The projector has a dust filter, located right next to the lens assembly, which needs to be cleaned every once in a while. This can be accomplished with a can of compressed air or a vacuum cleaner, and replacement filters are seldom necessary. Cleaning this filter semi-regularly (maybe once a year, at most) will extend the life of the projector and prevent dust spots from forming.
Loud speaker. The 410W has a ten-watt speaker, which is among the most powerful sound systems available in this class of projectors. While a projector's onboard speaker is always a poor replacement for an in-room sound system, the speaker on the 410W comes closer than any other to being an acceptable substitute.
Good connectivity/Wired Networking. The 410W has a fairly comprehensive connection panel, with two VGA inputs and one monitor passthrough. Each VGA input has its own 1/8" audio input jack, and the monitor passthrough has a 1/8" audio output as well. The 410W also has the standard s-video and composite connections, as well as a set of L/R RCA audio inputs and an RS-232C port for external control hardware.
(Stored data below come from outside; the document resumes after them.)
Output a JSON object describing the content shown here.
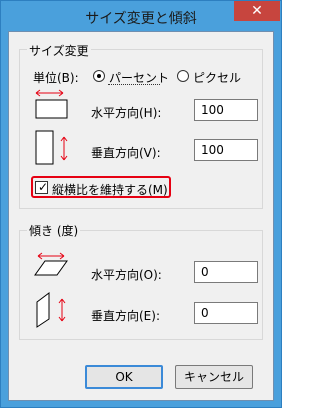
{
  "window": {
    "title": "サイズ変更と傾斜",
    "close_label": "✕"
  },
  "resize": {
    "group_title": "サイズ変更",
    "unit_label": "単位(B):",
    "unit_options": [
      "パーセント",
      "ピクセル"
    ],
    "selected_unit": "パーセント",
    "horizontal_label": "水平方向(H):",
    "horizontal_value": "100",
    "vertical_label": "垂直方向(V):",
    "vertical_value": "100",
    "keep_aspect_label": "縦横比を維持する(M)",
    "keep_aspect_checked": true
  },
  "skew": {
    "group_title": "傾き (度)",
    "horizontal_label": "水平方向(O):",
    "horizontal_value": "0",
    "vertical_label": "垂直方向(E):",
    "vertical_value": "0"
  },
  "buttons": {
    "ok": "OK",
    "cancel": "キャンセル"
  },
  "colors": {
    "titlebar": "#4aa0dc",
    "accent_red": "#e60012",
    "close": "#c7453e"
  },
  "icons": [
    "close-icon",
    "horizontal-resize-icon",
    "vertical-resize-icon",
    "horizontal-skew-icon",
    "vertical-skew-icon",
    "checkbox-check-icon"
  ]
}
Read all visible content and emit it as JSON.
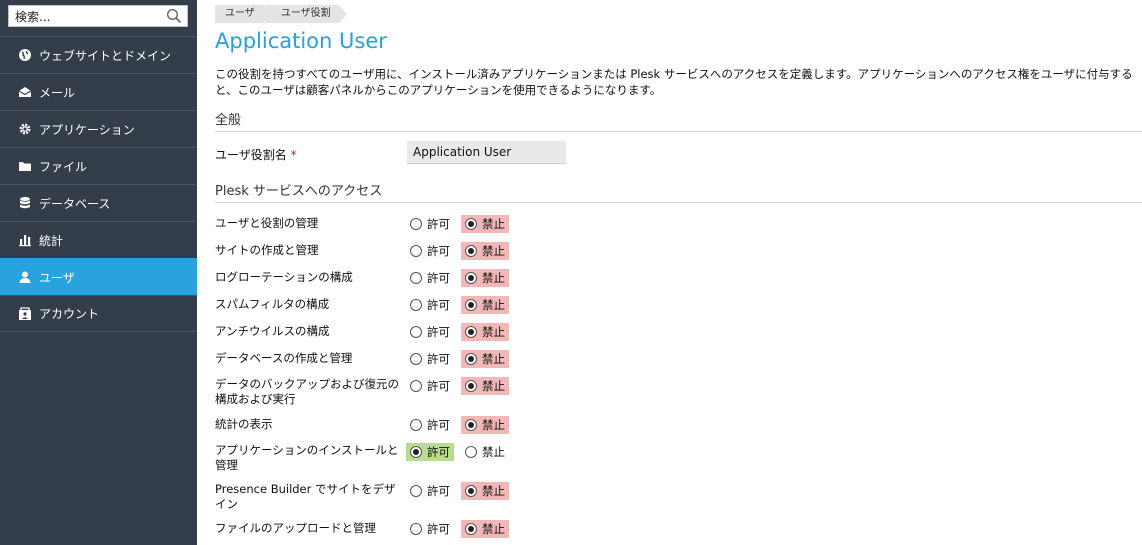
{
  "search": {
    "placeholder": "検索..."
  },
  "sidebar": {
    "items": [
      {
        "label": "ウェブサイトとドメイン",
        "icon": "globe-icon"
      },
      {
        "label": "メール",
        "icon": "mail-icon"
      },
      {
        "label": "アプリケーション",
        "icon": "gear-icon"
      },
      {
        "label": "ファイル",
        "icon": "folder-icon"
      },
      {
        "label": "データベース",
        "icon": "database-icon"
      },
      {
        "label": "統計",
        "icon": "chart-icon"
      },
      {
        "label": "ユーザ",
        "icon": "user-icon",
        "active": true
      },
      {
        "label": "アカウント",
        "icon": "account-icon"
      }
    ]
  },
  "breadcrumb": [
    "ユーザ",
    "ユーザ役割"
  ],
  "page": {
    "title": "Application User",
    "description": "この役割を持つすべてのユーザ用に、インストール済みアプリケーションまたは Plesk サービスへのアクセスを定義します。アプリケーションへのアクセス権をユーザに付与すると、このユーザは顧客パネルからこのアプリケーションを使用できるようになります。"
  },
  "general": {
    "heading": "全般",
    "role_name_label": "ユーザ役割名",
    "required_mark": "*",
    "role_name_value": "Application User"
  },
  "access": {
    "heading": "Plesk サービスへのアクセス",
    "allow_label": "許可",
    "deny_label": "禁止",
    "permissions": [
      {
        "label": "ユーザと役割の管理",
        "value": "deny"
      },
      {
        "label": "サイトの作成と管理",
        "value": "deny"
      },
      {
        "label": "ログローテーションの構成",
        "value": "deny"
      },
      {
        "label": "スパムフィルタの構成",
        "value": "deny"
      },
      {
        "label": "アンチウイルスの構成",
        "value": "deny"
      },
      {
        "label": "データベースの作成と管理",
        "value": "deny"
      },
      {
        "label": "データのバックアップおよび復元の構成および実行",
        "value": "deny"
      },
      {
        "label": "統計の表示",
        "value": "deny"
      },
      {
        "label": "アプリケーションのインストールと管理",
        "value": "allow"
      },
      {
        "label": "Presence Builder でサイトをデザイン",
        "value": "deny"
      },
      {
        "label": "ファイルのアップロードと管理",
        "value": "deny"
      }
    ]
  },
  "colors": {
    "sidebar_bg": "#343e4a",
    "active_bg": "#29a3dd",
    "title": "#2a9fd8",
    "deny_highlight": "#f2b8b8",
    "allow_highlight": "#b8dc90"
  }
}
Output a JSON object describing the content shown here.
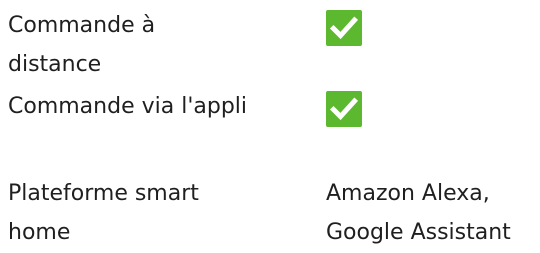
{
  "features": [
    {
      "label": "Commande à distance",
      "value_type": "check",
      "supported": true
    },
    {
      "label": "Commande via l'appli",
      "value_type": "check",
      "supported": true
    },
    {
      "label": "Plateforme smart home",
      "value_type": "text",
      "value": "Amazon Alexa, Google Assistant"
    }
  ],
  "colors": {
    "check_background": "#5cb82e",
    "check_mark": "#ffffff",
    "text": "#1f1f1f"
  },
  "icons": {
    "check": "checkmark-square-icon"
  }
}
Wired networking is also present, allowing for remote monitoring and control of projectors on the network. If a teacher forgets to shut down their projector, it can be done remotely. If someone tries to steal one, a network administrator can This is incredibly useful when projectors are mounted permanently in classrooms, and next-to-useless when they are placed on rolling carts. While not everyone can make use of this feature, it is very helpful to the subset of consumers who do use it.
No zoom. The 410W, like many other short-throw projectors, has no physical zoom. The lens is fixed, and the only adjustment that can be made is focus. It does include a digital zoom; however, the use of this feature causes the projector to use less than its full 1280x800 pixel matrix, which requires the application of scaling. For the best possible sharpness and clarity, scaling should be avoided, and so we do not recommend the use of the digital zoom feature on the 410W. Instead, use the optional wall-mount arm to place the projector at the perfect distance from your screen.
No digital input. As discussed above, connectivity is excellent - with one exception. The projector lacks any sort of digital input, making it more difficult to get high-definition content or video onto the screen. Since the projector is 1280x800, it has the potential to be a good choice for classroom video; during our testing it certainly showed promise in this regard. However, the lack of DVI or HDMI inputs makes it more difficult to use the 410W with HD content, due to HDCP limitations. Your only option is to obtain a component-to-VGA adapter instead.
Big lens. The 410W has a large lens which takes up half of the projector's front panel. In a classroom setting, where idle (sometimes grubby) hands are always present, a big shiny lens is an attractive target for vandalism. The lens is easy to scratch or smudge. But if the projector is wall-mounted out of reach, no problem.
Cost. The 410W costs a little more than its competition, but it has Epson's trademark high level of fit and finish. At $1299, it's not the least expensive option for short-throw projection. However, most competing short-throw projectors are XGA, not WXGA, making the 410W much more versatile when it comes to what content it can display natively.
The Epson PowerLite 410W is a highly-polished 1280x800 short-throw projector that is ideal for classroom settings. It has a bright picture that is sharp and detailed. It has an easy mounting solution thanks to the optional wall-mount arm. While it lacks a digital input, connectivity is otherwise excellent. Though it is not the least expensive option for short-throw classroom projection, it is one of the best.